Experts are counting coffee trees in Brazil as prices have reached 10-year highs. Written by Reuters


© Reuters. PHOTOGRAPHY: Robusta coffee fruits can be seen in Sao Gabriel da Palha, Espirito Santo, Brazil, May 2, 2018. REUTERS / Jose Roberto Gomes / File Photo

Authors Marcelo Teixeira and Roberto Samora

NEW YORK / SAO PAULO (Reuters) – Coffee experts working for commodity houses take narrow, winding roads in the Brazilian state of Minas Gerais as they tour the coffee belt checking the 2022 crop prospects just as prices approach their highest levels in the last 10 years.

This has been a difficult year for coffee growing in Brazil, the world’s largest producer. Prices rose after the drought, and subsequent frosts destroyed as much as 20% of coffee trees, hitting future production. So far, those studying crops have given broad estimates for the 2022 harvest, although traders are still betting on less fertile crops for now.

People walking in the fields will learn the truth about it from now until the end of January, the optimal time to evaluate crops.

“The rains that followed the frosts and drought have brought beautiful blooms, but now we need to see how many of them will grow into cherries,” said Ryan Delany, chief analyst at U.S. Coffee Trading Academy LLC.

Arabica coffee futures on ICE (NYSE 🙂 this year received more than 90% after drought, frost, and then the global shortage of containers that hampered shipping. Rising prices have forced farmers in Brazil, Colombia and elsewhere not to deliver pre-sold coffee.

During the tour, experts try to count the cherries in the branches to come up with more detailed projections. Estimates published so far vary widely.

Soft commodities analyst Judy Ganes, who was recently in Brazil with fellow analyst Shawn Hackett, estimated Arabica production in Brazil at about 36 million bags, one of the smallest projections on the market.

Ganes says that the vegetative health of trees is disturbed by drought and frost, which others have not fully explained. She expects Brazil’s total yield (including the Robusta variety) to be 55 million bags, far from the 2020 record, the previous “annual” yield in the two-year production cycle, which reached about 70 million bags.

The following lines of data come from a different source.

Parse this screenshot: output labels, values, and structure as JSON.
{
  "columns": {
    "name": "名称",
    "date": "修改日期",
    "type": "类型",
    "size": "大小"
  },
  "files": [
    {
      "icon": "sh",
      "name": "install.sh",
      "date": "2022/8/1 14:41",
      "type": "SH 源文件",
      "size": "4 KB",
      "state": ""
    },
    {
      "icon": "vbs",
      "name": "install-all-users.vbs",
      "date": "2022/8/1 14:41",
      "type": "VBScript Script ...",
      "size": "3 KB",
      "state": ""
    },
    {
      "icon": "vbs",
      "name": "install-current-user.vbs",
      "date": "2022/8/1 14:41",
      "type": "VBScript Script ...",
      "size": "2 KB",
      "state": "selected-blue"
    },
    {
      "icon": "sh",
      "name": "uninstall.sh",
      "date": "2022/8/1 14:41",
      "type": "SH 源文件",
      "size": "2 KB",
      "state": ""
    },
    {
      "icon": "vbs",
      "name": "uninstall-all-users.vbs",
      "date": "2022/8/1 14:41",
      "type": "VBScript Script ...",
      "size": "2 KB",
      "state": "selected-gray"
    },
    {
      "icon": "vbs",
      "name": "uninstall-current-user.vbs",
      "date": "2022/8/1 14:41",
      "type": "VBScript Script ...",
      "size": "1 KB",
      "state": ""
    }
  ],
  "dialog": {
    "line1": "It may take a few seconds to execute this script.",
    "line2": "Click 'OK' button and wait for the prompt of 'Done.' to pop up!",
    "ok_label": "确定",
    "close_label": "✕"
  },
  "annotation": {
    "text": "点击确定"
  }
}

Jonas Ferraresso, a Brazilian coffee agronomist, says flowering was widespread after the October rains, but the conversion to fruit was below normal.

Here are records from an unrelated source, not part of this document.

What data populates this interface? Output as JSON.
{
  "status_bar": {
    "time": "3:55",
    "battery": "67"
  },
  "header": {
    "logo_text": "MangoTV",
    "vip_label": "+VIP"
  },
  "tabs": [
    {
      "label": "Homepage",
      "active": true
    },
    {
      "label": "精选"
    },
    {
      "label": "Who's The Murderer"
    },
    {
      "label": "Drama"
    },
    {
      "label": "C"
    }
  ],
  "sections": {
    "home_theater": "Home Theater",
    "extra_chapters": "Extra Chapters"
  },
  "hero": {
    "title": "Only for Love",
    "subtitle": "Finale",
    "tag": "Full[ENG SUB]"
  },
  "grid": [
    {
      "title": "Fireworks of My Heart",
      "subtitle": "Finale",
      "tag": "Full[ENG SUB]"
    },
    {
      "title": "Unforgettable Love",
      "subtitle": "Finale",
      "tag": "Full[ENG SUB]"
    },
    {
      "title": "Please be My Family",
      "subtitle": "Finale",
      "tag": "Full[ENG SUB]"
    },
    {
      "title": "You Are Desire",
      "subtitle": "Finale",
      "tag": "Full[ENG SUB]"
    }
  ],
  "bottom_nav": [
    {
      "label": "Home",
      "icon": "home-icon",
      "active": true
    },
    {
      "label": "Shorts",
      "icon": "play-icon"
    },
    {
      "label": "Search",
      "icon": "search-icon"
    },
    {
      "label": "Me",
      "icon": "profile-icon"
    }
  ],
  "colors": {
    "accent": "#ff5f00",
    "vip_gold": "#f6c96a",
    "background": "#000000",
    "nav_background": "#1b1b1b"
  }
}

“Many trees have developed new leaves on the branches instead of berries, which is an unusual development probably associated with a severe drought earlier in the year,” he said.

Others are more positive.

Rabobank, which specializes in financing agriculture, expects a yield of 66.5 million bags, which is not far from the record, adding that such production would generate a global surplus of 3 million bags and lower prices below $ 2 per pound in 2022. American retailer Cardiff Coffee production is 63.1 million bags.

Paulo Armelin runs a 220-hectare farm in the Patrocinio area, Minas Gerais, where the frosts were strongest. He said about 20 percent of his fields were hit by a sudden cold snap and would not give birth next year, but the rest was not affected.

“At least on my farm, the flowering was good and the conversion to cherries looks good,” he said.